Some argues that a service such as Maxamum’s may not be as effective as existing credit-building alternatives for underbanked consumers, such as secured credit cards.

With a secured credit card, consumers pledge a deposit as collateral and receive a line of credit equal to the deposit amount. Often the cards carry annual fees and high interest rates on revolving balances. The payment information typically is reported to the big three credit bureaus, which major lenders use for credit information.

“I believe that the better solution lies in secured card products,” Philliou says. “Secured cards provide cardholders with a legitimate extension of credit and enable those cardholders to ‘grow’ into taking on greater credit exposure. Through a secured credit product, cardholders can reasonably and acceptably enter mainstream financial services.”

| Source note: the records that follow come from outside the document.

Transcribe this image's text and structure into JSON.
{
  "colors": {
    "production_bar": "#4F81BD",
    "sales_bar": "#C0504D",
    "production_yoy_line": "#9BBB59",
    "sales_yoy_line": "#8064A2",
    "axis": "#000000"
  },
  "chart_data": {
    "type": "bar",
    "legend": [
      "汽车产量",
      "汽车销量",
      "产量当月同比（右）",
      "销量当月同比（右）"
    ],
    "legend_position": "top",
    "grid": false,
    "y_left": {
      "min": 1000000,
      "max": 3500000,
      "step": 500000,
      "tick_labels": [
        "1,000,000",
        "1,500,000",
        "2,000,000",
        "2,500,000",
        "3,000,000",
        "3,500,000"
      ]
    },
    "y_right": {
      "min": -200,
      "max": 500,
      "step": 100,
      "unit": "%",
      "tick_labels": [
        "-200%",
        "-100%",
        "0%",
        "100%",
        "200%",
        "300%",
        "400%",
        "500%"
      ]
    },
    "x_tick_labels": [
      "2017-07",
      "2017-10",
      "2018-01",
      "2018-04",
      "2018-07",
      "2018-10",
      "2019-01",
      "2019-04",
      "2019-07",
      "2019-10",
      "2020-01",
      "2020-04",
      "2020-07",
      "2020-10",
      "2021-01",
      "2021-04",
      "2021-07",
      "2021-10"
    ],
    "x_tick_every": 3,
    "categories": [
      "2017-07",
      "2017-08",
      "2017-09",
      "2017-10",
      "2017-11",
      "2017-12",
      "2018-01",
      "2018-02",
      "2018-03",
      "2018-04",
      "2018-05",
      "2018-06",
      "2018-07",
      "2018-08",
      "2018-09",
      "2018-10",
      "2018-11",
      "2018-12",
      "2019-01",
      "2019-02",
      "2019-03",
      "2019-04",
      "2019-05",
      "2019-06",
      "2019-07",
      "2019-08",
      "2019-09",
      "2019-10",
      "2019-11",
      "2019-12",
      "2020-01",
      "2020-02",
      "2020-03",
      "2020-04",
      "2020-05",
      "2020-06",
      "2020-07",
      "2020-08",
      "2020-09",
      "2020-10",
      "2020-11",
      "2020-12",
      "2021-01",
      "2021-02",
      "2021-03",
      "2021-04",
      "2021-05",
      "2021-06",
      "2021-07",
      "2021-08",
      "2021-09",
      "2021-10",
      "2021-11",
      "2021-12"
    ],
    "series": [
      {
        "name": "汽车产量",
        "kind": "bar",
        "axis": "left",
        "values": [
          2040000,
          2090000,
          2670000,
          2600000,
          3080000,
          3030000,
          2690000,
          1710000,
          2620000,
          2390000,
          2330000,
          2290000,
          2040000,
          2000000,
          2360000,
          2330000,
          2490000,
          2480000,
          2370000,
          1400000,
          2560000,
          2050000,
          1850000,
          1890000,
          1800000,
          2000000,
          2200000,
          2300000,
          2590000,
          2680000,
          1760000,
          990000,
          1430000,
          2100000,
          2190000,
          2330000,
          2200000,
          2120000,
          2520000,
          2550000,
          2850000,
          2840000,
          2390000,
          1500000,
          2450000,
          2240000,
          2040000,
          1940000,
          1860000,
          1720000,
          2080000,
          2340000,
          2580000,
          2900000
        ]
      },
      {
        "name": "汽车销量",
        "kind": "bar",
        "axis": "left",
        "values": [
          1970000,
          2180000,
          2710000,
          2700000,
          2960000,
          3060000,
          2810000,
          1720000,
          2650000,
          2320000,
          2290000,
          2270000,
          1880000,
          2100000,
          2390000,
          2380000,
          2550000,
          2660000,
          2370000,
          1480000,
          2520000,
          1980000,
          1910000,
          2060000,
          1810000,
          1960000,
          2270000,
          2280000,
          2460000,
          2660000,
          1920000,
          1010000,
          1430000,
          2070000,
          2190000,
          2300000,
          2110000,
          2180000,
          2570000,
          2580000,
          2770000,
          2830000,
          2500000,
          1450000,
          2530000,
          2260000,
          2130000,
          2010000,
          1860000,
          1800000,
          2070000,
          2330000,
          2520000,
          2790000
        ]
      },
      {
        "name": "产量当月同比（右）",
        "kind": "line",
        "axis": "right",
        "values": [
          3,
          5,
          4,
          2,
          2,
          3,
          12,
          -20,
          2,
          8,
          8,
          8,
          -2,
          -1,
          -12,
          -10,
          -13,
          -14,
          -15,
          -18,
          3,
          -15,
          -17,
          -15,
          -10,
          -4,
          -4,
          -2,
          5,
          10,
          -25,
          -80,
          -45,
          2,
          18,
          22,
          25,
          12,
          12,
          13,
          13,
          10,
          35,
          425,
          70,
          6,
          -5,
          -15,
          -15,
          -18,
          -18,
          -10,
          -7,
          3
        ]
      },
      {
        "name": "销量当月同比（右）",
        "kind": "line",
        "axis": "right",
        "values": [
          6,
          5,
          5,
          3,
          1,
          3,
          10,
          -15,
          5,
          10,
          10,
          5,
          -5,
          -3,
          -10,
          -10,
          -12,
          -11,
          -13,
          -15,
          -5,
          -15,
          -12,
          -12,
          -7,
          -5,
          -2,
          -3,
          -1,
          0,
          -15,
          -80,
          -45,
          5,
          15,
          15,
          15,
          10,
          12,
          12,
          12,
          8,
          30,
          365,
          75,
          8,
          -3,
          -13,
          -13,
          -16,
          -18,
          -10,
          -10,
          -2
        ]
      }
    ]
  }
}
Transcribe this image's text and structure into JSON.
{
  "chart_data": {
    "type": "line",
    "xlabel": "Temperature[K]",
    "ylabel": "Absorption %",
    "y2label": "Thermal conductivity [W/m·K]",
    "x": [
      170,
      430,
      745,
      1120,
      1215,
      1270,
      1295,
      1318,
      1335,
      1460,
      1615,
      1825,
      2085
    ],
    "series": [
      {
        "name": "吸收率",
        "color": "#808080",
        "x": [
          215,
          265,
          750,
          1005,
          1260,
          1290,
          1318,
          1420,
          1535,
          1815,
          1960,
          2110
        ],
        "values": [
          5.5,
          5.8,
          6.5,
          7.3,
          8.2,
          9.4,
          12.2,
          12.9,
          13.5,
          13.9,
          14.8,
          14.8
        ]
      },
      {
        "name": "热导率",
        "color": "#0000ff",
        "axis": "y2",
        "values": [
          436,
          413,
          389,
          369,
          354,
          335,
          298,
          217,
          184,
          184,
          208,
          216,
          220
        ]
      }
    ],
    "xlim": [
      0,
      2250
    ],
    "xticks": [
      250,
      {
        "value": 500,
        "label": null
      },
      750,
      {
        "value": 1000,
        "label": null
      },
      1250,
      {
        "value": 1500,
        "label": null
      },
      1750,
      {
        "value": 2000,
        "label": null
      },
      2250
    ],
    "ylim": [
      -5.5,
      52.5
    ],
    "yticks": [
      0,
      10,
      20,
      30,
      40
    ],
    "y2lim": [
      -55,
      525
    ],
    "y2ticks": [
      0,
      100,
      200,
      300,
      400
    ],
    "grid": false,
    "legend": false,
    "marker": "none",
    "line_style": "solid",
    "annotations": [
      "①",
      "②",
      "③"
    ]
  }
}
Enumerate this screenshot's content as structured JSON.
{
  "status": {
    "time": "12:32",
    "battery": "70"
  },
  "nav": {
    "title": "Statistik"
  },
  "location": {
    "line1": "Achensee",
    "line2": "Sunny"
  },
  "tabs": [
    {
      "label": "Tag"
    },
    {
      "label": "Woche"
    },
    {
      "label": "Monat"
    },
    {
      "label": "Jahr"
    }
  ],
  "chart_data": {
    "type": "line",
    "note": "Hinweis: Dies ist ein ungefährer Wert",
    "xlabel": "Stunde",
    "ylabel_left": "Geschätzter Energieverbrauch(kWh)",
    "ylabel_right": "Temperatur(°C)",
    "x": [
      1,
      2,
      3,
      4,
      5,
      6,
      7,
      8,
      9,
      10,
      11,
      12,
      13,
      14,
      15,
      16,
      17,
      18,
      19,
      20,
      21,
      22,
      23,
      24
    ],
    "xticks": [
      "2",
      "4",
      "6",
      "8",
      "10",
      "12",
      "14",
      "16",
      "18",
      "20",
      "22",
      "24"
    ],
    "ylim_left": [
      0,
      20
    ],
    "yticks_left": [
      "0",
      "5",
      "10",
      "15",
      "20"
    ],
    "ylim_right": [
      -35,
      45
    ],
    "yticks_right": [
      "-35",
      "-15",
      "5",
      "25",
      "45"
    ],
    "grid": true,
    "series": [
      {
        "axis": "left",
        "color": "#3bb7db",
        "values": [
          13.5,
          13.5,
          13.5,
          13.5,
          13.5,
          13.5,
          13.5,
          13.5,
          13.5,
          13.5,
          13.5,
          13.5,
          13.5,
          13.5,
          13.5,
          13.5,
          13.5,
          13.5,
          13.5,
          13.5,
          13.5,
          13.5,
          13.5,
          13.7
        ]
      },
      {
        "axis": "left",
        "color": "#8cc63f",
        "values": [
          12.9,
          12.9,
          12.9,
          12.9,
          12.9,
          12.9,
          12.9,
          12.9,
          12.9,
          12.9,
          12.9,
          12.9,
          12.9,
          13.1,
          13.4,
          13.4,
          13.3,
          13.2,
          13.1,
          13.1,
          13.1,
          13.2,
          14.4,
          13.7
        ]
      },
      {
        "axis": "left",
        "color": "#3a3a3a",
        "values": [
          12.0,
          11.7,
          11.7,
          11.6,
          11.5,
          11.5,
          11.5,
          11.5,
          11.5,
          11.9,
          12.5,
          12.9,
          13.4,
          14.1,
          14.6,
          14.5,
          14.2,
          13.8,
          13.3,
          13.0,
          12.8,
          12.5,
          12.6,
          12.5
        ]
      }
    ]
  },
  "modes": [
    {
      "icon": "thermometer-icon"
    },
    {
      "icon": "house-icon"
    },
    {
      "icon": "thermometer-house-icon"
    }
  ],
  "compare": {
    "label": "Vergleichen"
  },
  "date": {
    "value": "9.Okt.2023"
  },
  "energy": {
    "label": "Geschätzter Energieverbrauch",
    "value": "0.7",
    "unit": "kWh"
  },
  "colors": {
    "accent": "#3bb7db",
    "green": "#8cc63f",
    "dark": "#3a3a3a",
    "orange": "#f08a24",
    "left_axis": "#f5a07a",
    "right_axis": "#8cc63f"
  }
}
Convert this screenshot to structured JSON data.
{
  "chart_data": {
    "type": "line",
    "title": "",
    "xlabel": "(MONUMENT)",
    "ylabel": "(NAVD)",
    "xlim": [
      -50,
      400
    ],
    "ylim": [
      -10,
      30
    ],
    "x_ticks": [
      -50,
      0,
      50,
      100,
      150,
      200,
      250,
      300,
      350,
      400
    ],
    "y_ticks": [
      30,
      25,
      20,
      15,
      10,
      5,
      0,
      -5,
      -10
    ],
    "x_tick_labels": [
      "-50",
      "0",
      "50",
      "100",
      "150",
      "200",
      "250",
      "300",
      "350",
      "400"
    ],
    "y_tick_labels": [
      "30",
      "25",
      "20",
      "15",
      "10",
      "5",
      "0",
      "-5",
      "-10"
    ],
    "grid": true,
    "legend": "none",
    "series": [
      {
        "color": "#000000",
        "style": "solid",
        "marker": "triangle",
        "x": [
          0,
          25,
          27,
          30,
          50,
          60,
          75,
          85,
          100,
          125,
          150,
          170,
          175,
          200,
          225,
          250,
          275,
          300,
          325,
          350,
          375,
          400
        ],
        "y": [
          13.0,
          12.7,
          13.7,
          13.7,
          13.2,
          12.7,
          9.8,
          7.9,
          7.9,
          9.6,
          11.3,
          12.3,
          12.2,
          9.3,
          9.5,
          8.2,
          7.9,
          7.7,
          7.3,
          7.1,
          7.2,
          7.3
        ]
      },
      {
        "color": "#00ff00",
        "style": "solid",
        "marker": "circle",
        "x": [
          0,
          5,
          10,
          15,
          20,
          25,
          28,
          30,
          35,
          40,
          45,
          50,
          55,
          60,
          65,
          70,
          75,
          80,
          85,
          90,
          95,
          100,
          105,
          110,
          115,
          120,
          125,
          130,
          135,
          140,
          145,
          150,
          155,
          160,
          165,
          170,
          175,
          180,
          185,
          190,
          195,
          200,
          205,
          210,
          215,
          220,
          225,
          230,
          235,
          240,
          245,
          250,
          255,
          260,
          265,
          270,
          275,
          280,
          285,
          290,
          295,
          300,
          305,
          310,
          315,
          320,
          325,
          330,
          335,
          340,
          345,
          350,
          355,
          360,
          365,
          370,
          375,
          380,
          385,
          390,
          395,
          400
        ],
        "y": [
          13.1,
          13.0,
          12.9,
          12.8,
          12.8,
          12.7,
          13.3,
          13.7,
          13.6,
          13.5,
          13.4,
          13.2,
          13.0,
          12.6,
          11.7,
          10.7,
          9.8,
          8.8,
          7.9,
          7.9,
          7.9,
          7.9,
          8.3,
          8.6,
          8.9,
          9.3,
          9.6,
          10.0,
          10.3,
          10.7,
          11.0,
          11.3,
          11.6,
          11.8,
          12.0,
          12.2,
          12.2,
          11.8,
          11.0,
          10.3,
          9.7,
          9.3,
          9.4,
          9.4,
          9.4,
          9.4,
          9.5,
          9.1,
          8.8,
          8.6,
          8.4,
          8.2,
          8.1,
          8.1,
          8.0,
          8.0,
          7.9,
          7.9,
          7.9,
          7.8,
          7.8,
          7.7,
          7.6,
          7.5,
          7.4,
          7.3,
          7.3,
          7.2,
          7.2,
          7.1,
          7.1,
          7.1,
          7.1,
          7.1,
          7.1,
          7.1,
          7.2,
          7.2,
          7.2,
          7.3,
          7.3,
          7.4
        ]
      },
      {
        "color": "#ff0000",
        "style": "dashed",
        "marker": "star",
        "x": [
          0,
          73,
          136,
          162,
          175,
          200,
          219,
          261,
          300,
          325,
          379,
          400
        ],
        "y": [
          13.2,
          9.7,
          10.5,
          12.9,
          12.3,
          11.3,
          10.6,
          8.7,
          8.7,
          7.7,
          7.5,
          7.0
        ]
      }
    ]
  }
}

Philliou also believes secured cards generally are less expensive than other services that purport to help consumers build credit.

“I tend to think that [with] a secured card product from a large issuer, you could find good value there, and [it is] not necessarily costly,” he says.

The appeal of Maxamum over secured cards is that consumers can build their credit without taking on debt and get rewards for paying their bills on time, Duncan says.

With a card, “you’re not being credited positively for what you’ve been doing for years,” he says. “If [bill-payment activity] could positively help you get a lower interest rate or get a loan you may need or whatever the case is, what would be wrong with that? Absolutely nothing.”

Duncan acknowledges that Maxamum’s service could be seen as pricey, but he says it is less expensive for consumers over the long run because it will help them get access to less expensive forms of credit.

“What we tell people is this, ‘You pay for having bad credit. … We do know it is a cost, but the cost in the grand scheme of things is minimal for what you’re doing,’” Duncan says.